2012 Lexus CT 200h Review

Garry Fabian reviews the Lexus CT 200h...

With the growing range of petrol/electric hybrids coming to the market, the latest from the Lexus stable, the CT 200h adds another addition to the use of developing ‘clean’ technology.

CT 200h uses a new platform equipped with double wishbone rear suspension, and a damping system side, unreported in the segment, to reduce vibration without sacrificing rigidity of the body.

The resulting ride comfort is high, provided to avoid 17-inch wheels. The good overall balance and centre of gravity to help ensure maximum road handling dynamics.

But the main value added of this CT 200h is located under the hood where you find all the mechanics that share the Toyota Prius and HSD Auris: block petrol 1.8 VVT-I associated with an electric motor and a box variable-speed CVT.

The system can still run 100% power for 2 km to 45 km / h, until the battery is charged. A “B” position shifter to fully recover a maximum of kinetic energy to recharge by increasing the engine braking.

Finally, three drive programs, Normal, Eco and Sport, avoid trade-offs between performance and fuel economy.

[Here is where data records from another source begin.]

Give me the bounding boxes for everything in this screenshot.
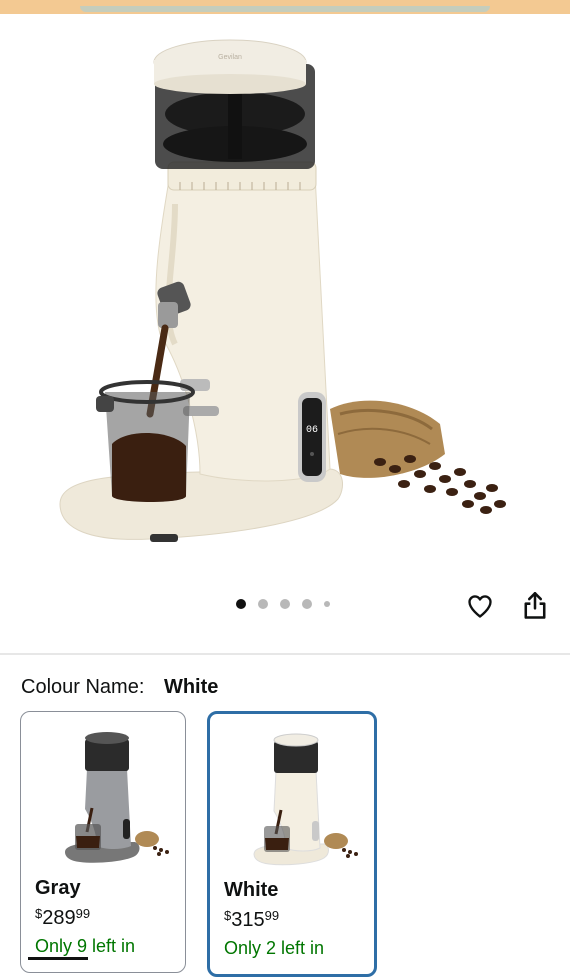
colour-label: Colour Name: [21, 676, 145, 698]
colour-option-white[interactable]: White $31599 Only 2 left in [207, 711, 377, 977]
colour-selector-heading: Colour Name: White [21, 676, 218, 699]
stock-availability: Only 2 left in [224, 938, 325, 958]
colour-option-gray[interactable]: Gray $28999 Only 9 left in [20, 711, 186, 973]
share-icon[interactable] [521, 591, 549, 621]
option-name: White [224, 879, 279, 901]
gray-product-thumbnail [65, 732, 169, 863]
price-fraction: 99 [75, 906, 91, 921]
option-name: Gray [35, 877, 81, 899]
top-banner-accent [80, 6, 490, 12]
price-whole: 289 [42, 907, 76, 929]
option-price: $28999 [35, 906, 90, 930]
carousel-dot-5[interactable] [324, 601, 330, 607]
carousel-dot-4[interactable] [302, 599, 312, 609]
coffee-bag-illustration [330, 400, 506, 514]
grinder-display-reading: 06 [306, 425, 318, 436]
image-carousel-indicator[interactable] [236, 599, 330, 609]
brand-mark: Gevilan [218, 54, 242, 61]
option-price: $31599 [224, 908, 279, 932]
product-hero-image[interactable]: Gevilan 06 [0, 14, 570, 594]
selected-colour-value: White [163, 676, 219, 698]
carousel-dot-1[interactable] [236, 599, 246, 609]
price-fraction: 99 [264, 908, 280, 923]
carousel-dot-2[interactable] [258, 599, 268, 609]
stock-availability: Only 9 left in [35, 936, 136, 956]
heart-icon[interactable] [466, 592, 494, 620]
carousel-dot-3[interactable] [280, 599, 290, 609]
price-whole: 315 [231, 909, 265, 931]
top-banner-strip [0, 0, 570, 14]
section-divider [0, 653, 570, 655]
white-product-thumbnail [253, 733, 358, 866]
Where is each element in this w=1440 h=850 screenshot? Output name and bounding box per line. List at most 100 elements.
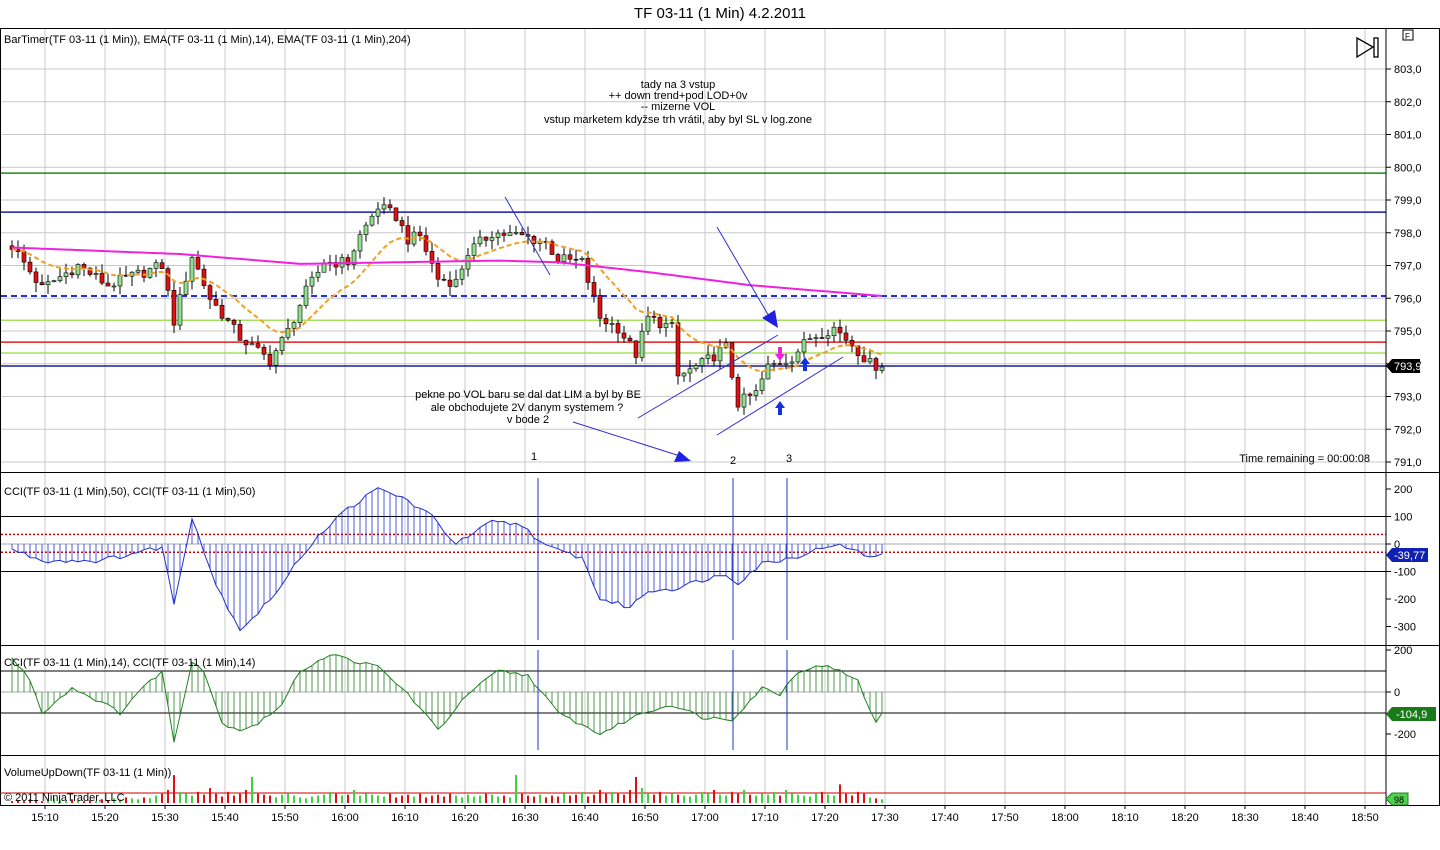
candle-up — [477, 236, 483, 245]
candle-down — [603, 318, 609, 325]
volume-bar-down — [215, 793, 217, 803]
volume-bar-up — [809, 796, 811, 803]
volume-bar-up — [383, 796, 385, 803]
candle-up — [57, 276, 63, 282]
candle-down — [243, 340, 249, 346]
candle-up — [297, 305, 303, 323]
volume-bar-up — [761, 793, 763, 803]
volume-bar-down — [653, 794, 655, 803]
candle-up — [459, 268, 465, 280]
volume-bar-up — [755, 795, 757, 803]
volume-bar-down — [443, 796, 445, 803]
y-tick-label: 792,0 — [1394, 424, 1422, 436]
candle-down — [621, 332, 627, 339]
annotation-bottom: pekne po VOL baru se dal dat LIM a byl b… — [415, 389, 641, 426]
y-tick-label: 801,0 — [1394, 130, 1422, 142]
volume-bar-up — [869, 797, 871, 803]
x-tick-label: 17:50 — [991, 812, 1019, 824]
volume-bar-up — [683, 795, 685, 803]
candle-up — [759, 378, 765, 391]
x-tick-label: 15:30 — [151, 812, 179, 824]
candle-down — [861, 355, 867, 363]
volume-bar-down — [167, 789, 169, 803]
volume-bar-down — [203, 794, 205, 803]
volume-bar-up — [707, 793, 709, 803]
y-tick-label: 797,0 — [1394, 261, 1422, 273]
candle-up — [315, 271, 321, 278]
candle-down — [501, 232, 507, 236]
candle-up — [309, 276, 315, 287]
volume-bar-down — [629, 789, 631, 803]
volume-bar-down — [569, 795, 571, 803]
x-tick-label: 16:00 — [331, 812, 359, 824]
y-tick-label: 200 — [1394, 645, 1412, 657]
volume-bar-down — [659, 791, 661, 803]
candle-down — [597, 295, 603, 319]
volume-bar-up — [323, 794, 325, 803]
candle-up — [831, 326, 837, 337]
volume-bar-down — [431, 795, 433, 803]
x-tick-label: 16:40 — [571, 812, 599, 824]
candle-down — [711, 354, 717, 362]
candle-down — [819, 337, 825, 339]
volume-bar-up — [719, 794, 721, 803]
x-tick-label: 17:00 — [691, 812, 719, 824]
candle-up — [663, 322, 669, 329]
volume-bar-up — [563, 793, 565, 803]
candle-up — [801, 339, 807, 353]
volume-bar-up — [491, 794, 493, 803]
candle-up — [45, 281, 51, 286]
candle-up — [741, 393, 747, 408]
candle-down — [261, 346, 267, 355]
candle-up — [111, 285, 117, 288]
volume-bar-down — [551, 795, 553, 803]
svg-text:-- mizerne VOL: -- mizerne VOL — [641, 101, 716, 113]
volume-bar-down — [587, 796, 589, 803]
y-tick-label: -300 — [1394, 622, 1416, 634]
y-tick-label: -100 — [1394, 567, 1416, 579]
volume-bar-up — [155, 795, 157, 803]
price-chart[interactable]: 15:10 15:20 15:30 15:40 15:50 16:00 16:10 16:20… — [0, 0, 1440, 850]
volume-bar-down — [545, 797, 547, 803]
f-button[interactable]: F — [1402, 29, 1414, 41]
volume-bar-up — [665, 795, 667, 803]
candle-up — [687, 368, 693, 374]
candle-down — [105, 282, 111, 287]
candle-up — [303, 285, 309, 306]
candle-up — [867, 358, 873, 363]
volume-bar-down — [863, 793, 865, 803]
candle-down — [219, 305, 225, 319]
candle-up — [51, 280, 57, 283]
last-price-badge: 793,9 — [1386, 359, 1422, 373]
candle-down — [483, 236, 489, 241]
volume-bar-down — [347, 794, 349, 803]
volume-bar-up — [497, 796, 499, 803]
drawn-lines[interactable] — [504, 196, 844, 457]
ema-lines — [11, 236, 883, 373]
copyright: © 2011 NinjaTrader, LLC — [4, 792, 125, 804]
main-panel-label: BarTimer(TF 03-11 (1 Min)), EMA(TF 03-11… — [4, 34, 411, 46]
candle-down — [777, 363, 783, 365]
volume-bar-down — [713, 789, 715, 803]
volume-bar-up — [359, 795, 361, 803]
volume-bar-down — [557, 796, 559, 803]
candle-up — [279, 336, 285, 351]
candle-down — [21, 251, 27, 263]
candle-up — [381, 204, 387, 210]
candle-down — [393, 207, 399, 221]
volume-bar-up — [701, 791, 703, 803]
x-tick-label: 17:10 — [751, 812, 779, 824]
volume-bar-up — [671, 793, 673, 803]
candle-up — [183, 280, 189, 295]
candle-down — [195, 257, 201, 270]
candle-up — [789, 361, 795, 364]
volume-bar-up — [797, 794, 799, 803]
play-to-end-icon[interactable] — [1356, 36, 1379, 59]
y-tick-label: -200 — [1394, 729, 1416, 741]
x-tick-label: 15:20 — [91, 812, 119, 824]
volume-bar-up — [299, 797, 301, 803]
candle-up — [795, 351, 801, 363]
volume-bars — [1, 775, 1386, 803]
candle-up — [825, 335, 831, 339]
volume-bar-down — [845, 793, 847, 803]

CT 200h adapts very well to the desires of its driver by playing on the consistency of management, escalation control, the intervention of electronic aids and feeding the electric motor, which varies from 150 to 650 V to optimize either the consumption or performance.

Being Green Doesn’t Have To Be Bland After All.

The  CT 200h is its hatchback with sporty styling. Unlike a Prius or Insight, whose exteriors are not very stylish, the CT200h presents much bolder design cues, especially up front with its slanted headlights and recessed duct-like fog light provisions.

The lines carry well throughout the rest of the car and the bulging wheel arches and wide track make for a sharp, intimidating stance. I’m not much of a hatchback fan, but the CT 200h gets my nod as one of the best-looking on the market - from every aspect.

The inside doesn’t disappoint, either, the interior is top notch with leather-wrapped seats that offer a good driving position and an LFA-inspired steering wheel, which is as nice to hold as it looks.

The premium audio and navigation system also delivers great sound and easy-to-navigate menus through a mouse-like controller mounted on the centre console.

One small criticism - the inside is the oddly placed and sized gearshift lever that looks like it has been plucked from a Prius. I’d prefer a more traditional-style lever.

Fire up the CT 200h and you won’t hear much, nor will you see a tachometer on the gauge cluster - that is until you twist the console-mounted knob to Sport mode.

All of a sudden, the earthy blue clusters lighting changes to a fiery red hue and reveals a tachometer in place of the Eco gauge to the left of the speedometer.

The integration of these two gauges is surprisingly well done and provides the driver with a real sense of distinction between the modes.

We’ve all seen the Sport and Eco buttons before, but do they really provide enough differences to be considered worthwhile? In the CT 200h they do.

Engage Sport mode and the steering tightens, throttle response crispness and the electric motor assist gets a healthy 150-volt increase (from 500 to 650 volts) supplying an extra 36 hp to the 1.8-liter, 98hp Atkinson-cycle 4-cylinder engine.

The CT 200h is the first hybrid I have driven where I don’t feel like I have to flatten the pedal every time I want the car to accelerate, and thanks to Lexus’ Hybrid Drive, the experience between the electric assist and gas engine is seamless.

In stop-and-go traffic, the petrol engine turns off once the car comes to a stop and will fire back up at an instant when the vehicle begins to move, providing further fuel savings.

There’s also an EV mode that when activated utilizes only the electric motors to drive the vehicle.

Despite its very limited use and range, it came in handy during rush hour.

Outside the city, I was able to subject the CT 200h to some spirited driving.

Lexus has done a great job tuning the chassis to provide excellent stability and agility through under body braces and dampers.

The ride feels sporty, but not to the point where you would consider it uncomfortable. It’s right in the sweet spot between firm and plush, perfect for its demeanour.

Because of its low-mounted battery and subsequently low centre of gravity, it delivers good handling characteristics for a car of this nature.

I wouldn’t be pushing it to the limit of adhesion, but at a good pace it delivers a fun, driver-oriented experience.

Best of all, though, it does so while achieving great fuel economy.

Considering this is the first hybrid that I’ve been really impressed with and could actually see myself buying for commuter use, I have to give a nod to Lexus for designing a hybrid that’s fun to drive and still great for the environment.

Now it’s just a matter of getting some low-offset wheels and dropping the ride height to really set it off.

NUTS and BOLTS

Engine: 1.8 litre petrol/hybrid producing 73kW and 142Nm

Transmission: CVT auto

Safety: Five stars

Warranty: 4yrs/100,000kms

Origin: Japan

Price: From $39,990

For further information, please see Recalls and faults: Lexus ZWA10 CT 200h.